The mobile node 6 then registers its new care-of address with its home agent 7 by exchanging Registration Request and Registration Reply messages with it. Registration provides a mechanism by which mobile nodes can communicate their current reachability information to their home agent. The registration process is described in more detail below, assuming that the mobile node 6 on the foreign network 2 is registering a foreign agent care-of address received via an Agent Advertisement from, for example, foreign agent 8.
First, the mobile node 6 sends a Registration Request message to the foreign agent 8, which processes it and forwards it to the mobile node's home agent 7. The Registration Request message includes the IP address of the foreign agent. The home agent 7 sends a Registration Reply message to the foreign agent 8 granting (or denying) the registration request. The foreign agent 8 processes this Reply and forwards it to the mobile node 6. This process establishes a temporary address for the mobile node 6 to which datagrams can be delivered while the node is roaming away from its home network 1.
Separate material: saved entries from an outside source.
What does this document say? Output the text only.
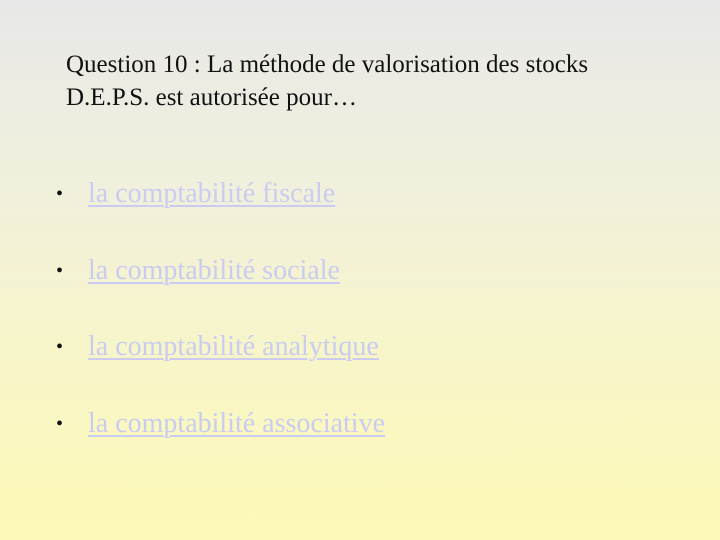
Question 10 : La méthode de valorisation des stocks
D.E.P.S. est autorisée pour…
• la comptabilité fiscale
• la comptabilité sociale
• la comptabilité analytique
• la comptabilité associative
If the mobile node 6 is returning to its home network 1 having been on a foreign network 2, it deregisters with its home agent 7, through exchange of Registration Request and Registration Reply messages.
Referring to FIG. 1b, when a correspondent node (CN) 9 attached to a network 4 sends a message intended for the mobile node 6, while it is connected to the foreign network 2, the message is intercepted by the home agent 7, as shown by arrow A. The home agent 7 encapsulates the datagrams forming the message with the care-of address for the mobile node 6, in this example being the IP address of the foreign agent 8, and forwards the message to the foreign agent 8.
The transmission of the encapsulated datagrams, shown by arrow B, is known as tunnelling. The foreign agent 8 receives the datagrams, decapsulates them and forwards them to the mobile node 6, as shown by arrow C. Messages from the mobile node 6 to other nodes in the Internet need not follow this route, but may be sent directly via an appropriate router, which may be foreign agent 8.
The concepts of encapsulation and tunnelling are described in detail in RFC 2003, “IP Encapsulation within IP”. The model is that a tunnel is the path followed by a datagram while encapsulated. Encapsulation allows an IP datagram to be hidden from intermediate routers which would incorrectly attempt to route it to the mobile node. Instead, the datagram is routed between the encapsulator and a knowledgeable decapsulator, such as a foreign agent, which can correctly route the datagram. The home agent 7 and foreign agent 8 are known as the endpoints of the tunnel. In the case of the co-located care-of address, the mobile node itself acts as an endpoint of the tunnel.
U.S. Pat. No. 5,325,362 (Aziz) and Johnson D B: “Ubiquitous Mobile Host Internetworking”, Proceedings of the workshop on workstation operating systems, 14 Oct. 1993, pp. 85-90, XP000672247, disclose tunnelling schemes which enable efficient routing of data to a mobile node to be maintained when the mobile node moves between its home network and foreign networks.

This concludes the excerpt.